Gladys McCormick, an associate professor in history at Syracuse University's Maxwell School of Citizenship and Public Affairs, said the only surprise was that Mexico didn't make a better show of looking into Cienfuegos.

"One would think that they would have at least followed through on some semblance of an investigation, even if it was just to put some window dressing on the illusion that the rule of law exists," McCormick said. "From the Mexican side, this signals the deep-seated control the military as an institution has on power. It also shows that the level of complicity at play in this case."

Lopez Obrador has given the military more responsibility and power than any president in recent history, relying on them to build massive infrastructure projects and most recently to distribute the COVID-19 vaccine, in addition to their expanded security responsibilities.

Cienfuegos was arrested in Los Angeles in October, after he was secretly indicted by a federal grand jury in New York in 2019. He was accused of conspiring with the H-2 cartel in Mexico to smuggle thousands of kilos of cocaine, heroin, methamphetamine and marijuana while he was defence secretary from 2012 to 2018.

Prosecutors said intercepted messages showed that Cienfuegos accepted bribes in exchange for ensuring the military did not take action against the cartel and that operations were initiated against its rivals. He was also accused of introducing cartel leaders to other corrupt Mexican officials.

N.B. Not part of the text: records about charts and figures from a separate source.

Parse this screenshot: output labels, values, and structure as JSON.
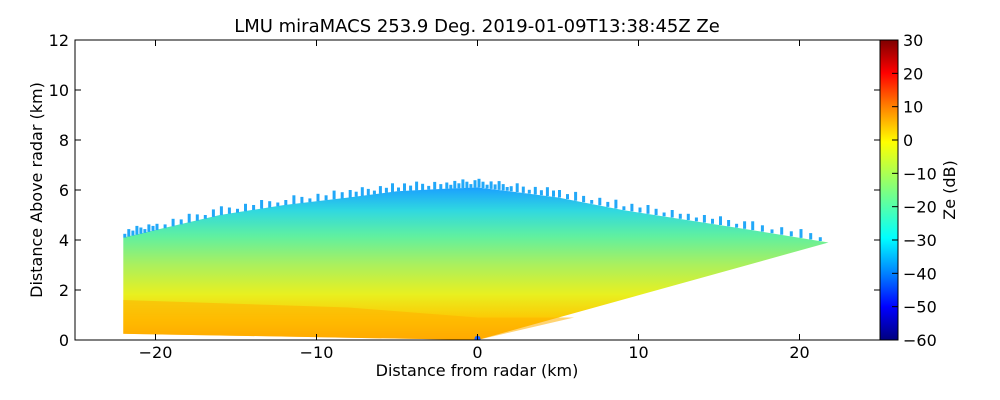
{
  "chart_data": {
    "type": "heatmap",
    "title": "LMU miraMACS 253.9 Deg. 2019-01-09T13:38:45Z  Ze",
    "xlabel": "Distance from radar (km)",
    "ylabel": "Distance Above radar  (km)",
    "xlim": [
      -25,
      25
    ],
    "ylim": [
      0,
      12
    ],
    "xticks": [
      -20,
      -10,
      0,
      10,
      20
    ],
    "yticks": [
      0,
      2,
      4,
      6,
      8,
      10,
      12
    ],
    "colorbar": {
      "label": "Ze (dB)",
      "range": [
        -60,
        30
      ],
      "ticks": [
        30,
        20,
        10,
        0,
        -10,
        -20,
        -30,
        -40,
        -50,
        -60
      ],
      "colormap": "jet"
    },
    "echo_region": {
      "left_edge_x": -22,
      "left_edge_top": 4.1,
      "right_edge_x": 21.8,
      "right_edge_top": 3.9,
      "center_top": 6.1,
      "ze_near_surface": 5,
      "ze_mid": -15,
      "ze_top": -30
    }
  }
}
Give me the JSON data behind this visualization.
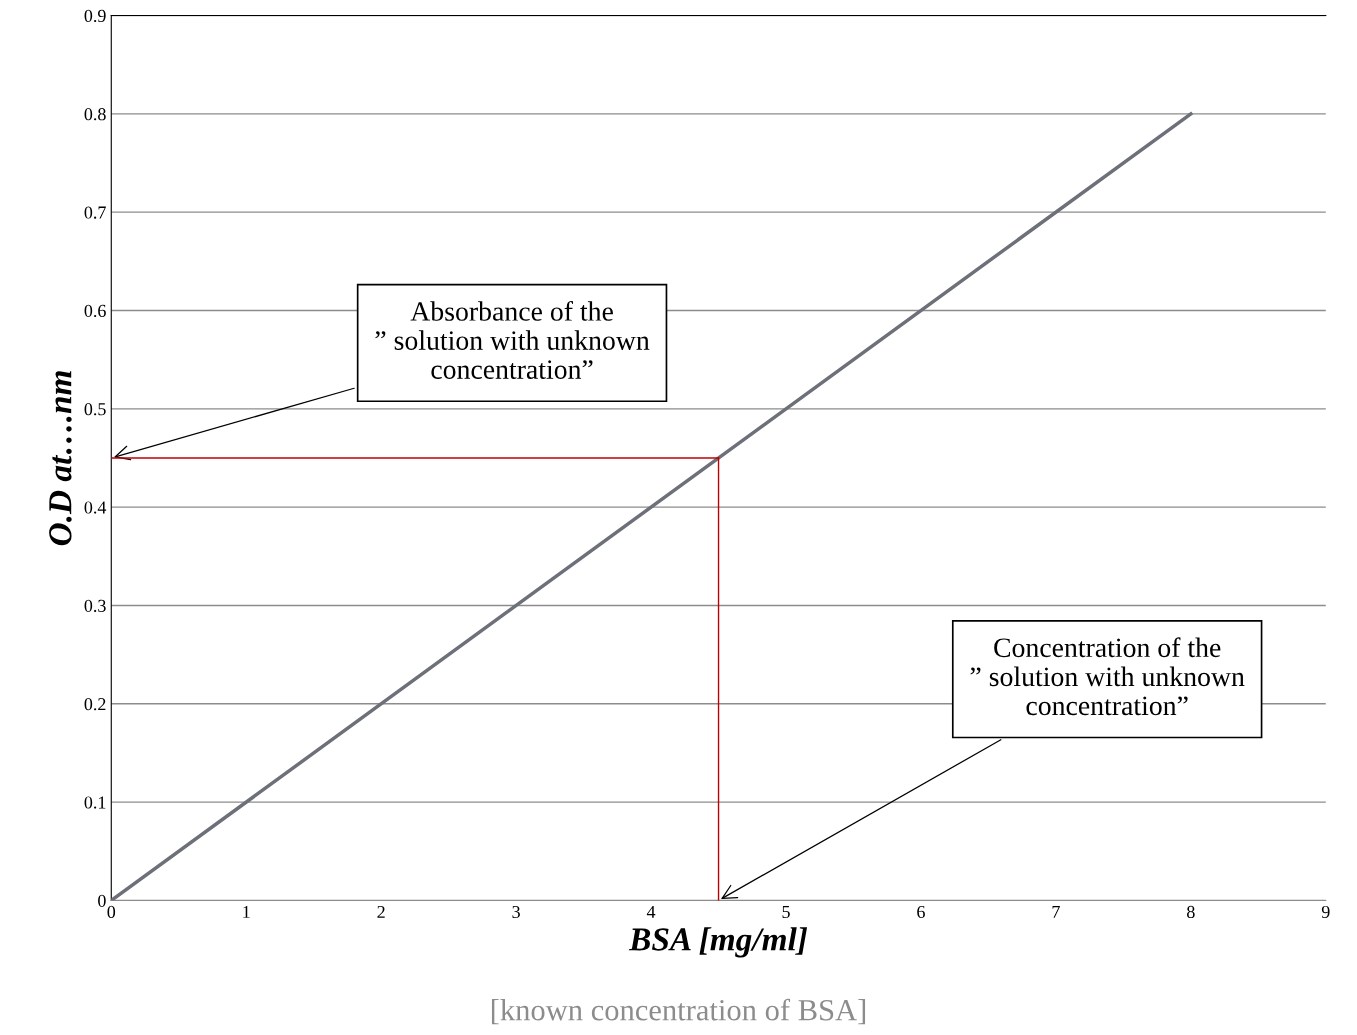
{
  "chart_data": {
    "type": "line",
    "xlabel": "BSA [mg/ml]",
    "ylabel": "O.D at….nm",
    "x": [
      0,
      8
    ],
    "series": [
      {
        "color": "#6d7079",
        "values": [
          0,
          0.8
        ]
      }
    ],
    "ref_lines": [
      {
        "axis": "y",
        "value": 0.45,
        "color": "#c00000",
        "line_style": "solid"
      },
      {
        "axis": "x",
        "value": 4.5,
        "color": "#c00000",
        "line_style": "solid"
      }
    ],
    "xlim": [
      0,
      9
    ],
    "xticks": [
      0,
      1,
      2,
      3,
      4,
      5,
      6,
      7,
      8,
      9
    ],
    "ylim": [
      0,
      0.9
    ],
    "yticks": [
      0,
      0.1,
      0.2,
      0.3,
      0.4,
      0.5,
      0.6,
      0.7,
      0.8,
      0.9
    ],
    "grid": "y",
    "legend": false,
    "marker": "none",
    "line_style": "solid",
    "annotations": [
      {
        "text": "Absorbance of the\n” solution with unknown\nconcentration”",
        "x": 0,
        "y": 0.45
      },
      {
        "text": "Concentration of the\n” solution with unknown\nconcentration”",
        "x": 4.5,
        "y": 0
      },
      "[known concentration of BSA]"
    ]
  }
}
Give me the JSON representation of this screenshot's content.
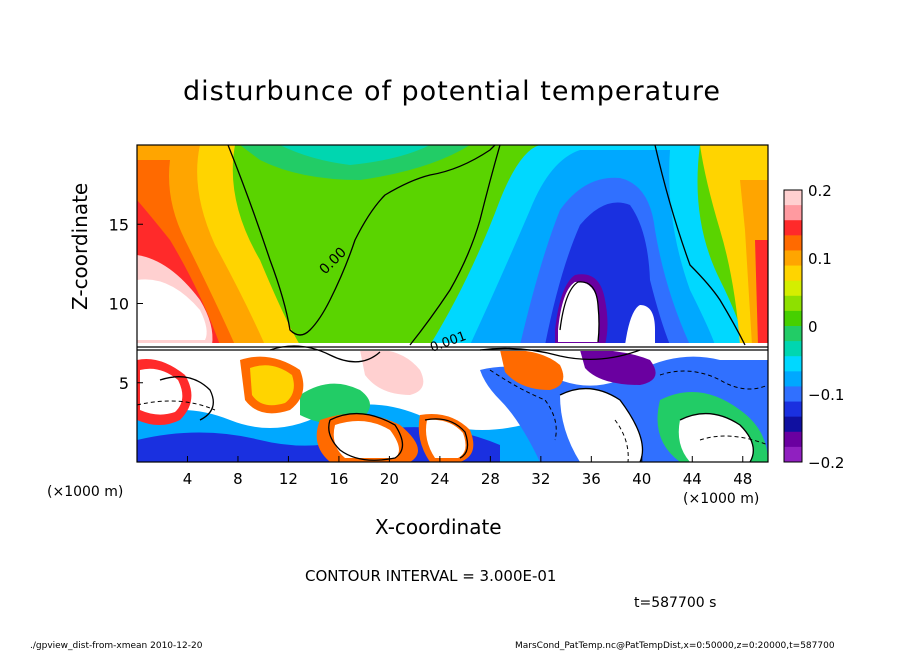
{
  "chart_data": {
    "type": "heatmap",
    "title": "disturbunce of potential temperature",
    "xlabel": "X-coordinate",
    "ylabel": "Z-coordinate",
    "x_unit_left": "(×1000 m)",
    "x_unit_right": "(×1000 m)",
    "xlim": [
      0,
      50
    ],
    "ylim": [
      0,
      20
    ],
    "xticks": [
      "4",
      "8",
      "12",
      "16",
      "20",
      "24",
      "28",
      "32",
      "36",
      "40",
      "44",
      "48"
    ],
    "yticks": [
      "5",
      "10",
      "15"
    ],
    "colorbar": {
      "ticks": [
        "0.2",
        "0.1",
        "0",
        "−0.1",
        "−0.2"
      ],
      "range": [
        -0.2,
        0.2
      ],
      "colors": [
        "#ffd0d0",
        "#ff9aa0",
        "#ff2a2a",
        "#ff6a00",
        "#ffa500",
        "#ffd400",
        "#d4ee00",
        "#8ee000",
        "#46d000",
        "#22cc66",
        "#00d6b0",
        "#00d8ff",
        "#00a8ff",
        "#3070ff",
        "#1a30e0",
        "#1010a0",
        "#6a00a0",
        "#9020c0"
      ]
    },
    "contour_labels": [
      "0.00",
      "0.001"
    ],
    "contour_interval": "CONTOUR INTERVAL = 3.000E-01",
    "time": "t=587700 s"
  },
  "footer": {
    "left": "./gpview_dist-from-xmean  2010-12-20",
    "right": "MarsCond_PatTemp.nc@PatTempDist,x=0:50000,z=0:20000,t=587700"
  }
}
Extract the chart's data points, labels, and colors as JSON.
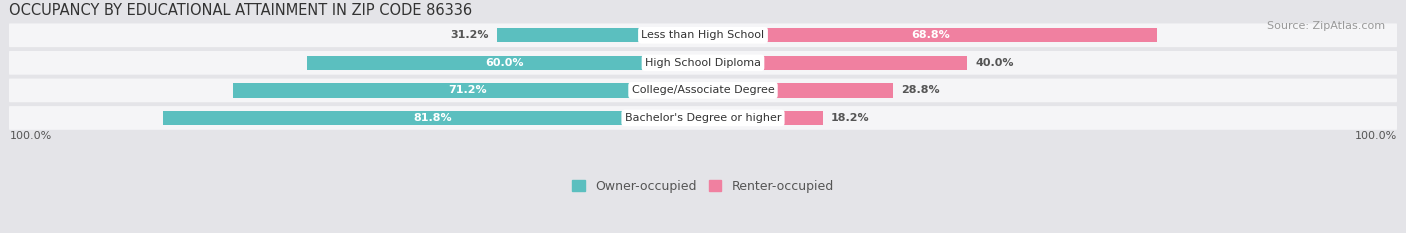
{
  "title": "OCCUPANCY BY EDUCATIONAL ATTAINMENT IN ZIP CODE 86336",
  "source": "Source: ZipAtlas.com",
  "categories": [
    "Less than High School",
    "High School Diploma",
    "College/Associate Degree",
    "Bachelor's Degree or higher"
  ],
  "owner_pct": [
    31.2,
    60.0,
    71.2,
    81.8
  ],
  "renter_pct": [
    68.8,
    40.0,
    28.8,
    18.2
  ],
  "owner_color": "#5bbfbf",
  "renter_color": "#f080a0",
  "bg_color": "#e4e4e8",
  "row_bg_color": "#f5f5f7",
  "title_fontsize": 10.5,
  "source_fontsize": 8,
  "label_fontsize": 8.0,
  "value_fontsize": 8.0,
  "legend_fontsize": 9,
  "axis_label_left": "100.0%",
  "axis_label_right": "100.0%",
  "legend_owner": "Owner-occupied",
  "legend_renter": "Renter-occupied",
  "owner_label_inside_threshold": 40,
  "renter_label_inside_threshold": 50
}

Under the pressure of Mexico's implicit threats to restrict or expel U.S. agents, U.S. prosecutors dropped their case so Cienfuegos could be returned to Mexico and investigated under Mexican law.

Acting U.S. Attorney Seth DuCharme told a judge at the time, "The United States determined that the broader interest in maintaining that relationship in a co-operative way outweighed the department's interest and the public's interest in pursuing this particular case."

Even though the U.S. yielded on Cienfuegos, Mexico's Congress a few weeks later passed a law that will restrict U.S. agents in Mexico and remove their diplomatic immunity.

Those restrictions, combined with dropping the case against Cienfuegos and suggesting the DEA made up the case against Mexico's former defence secretary, could sour the security relationship for the Biden administration, experts say.

"It is surely going to be a relationship of much more mistrust," said Ana Vanessa Cardenas Zanatta, a political science professor at Monterrey Technological and Anahuac universities in Mexico City. "This gives Biden all of the cards to distrust the relationship with Mexico so that they continue in secrecy and resume the pressure on the Mexican government of 'what are you doing in the fight against drug trafficking?"'

Mike Vigil, the Drug Enforcement Administration's former chief of international operations, said clearing Cienfuegos "could be the straw that broke the camel's back as far as U.S.-Mexico co-operation in counter-drug activities."

"It was preordained that Mexican justice would not move forward with prosecuting General Cienfuegos," Vigil said. "It will greatly stain the integrity of its judicial system and despite the political rhetoric of wanting to eliminate corruption, such is obviously not the case. The rule of law has been significantly violated."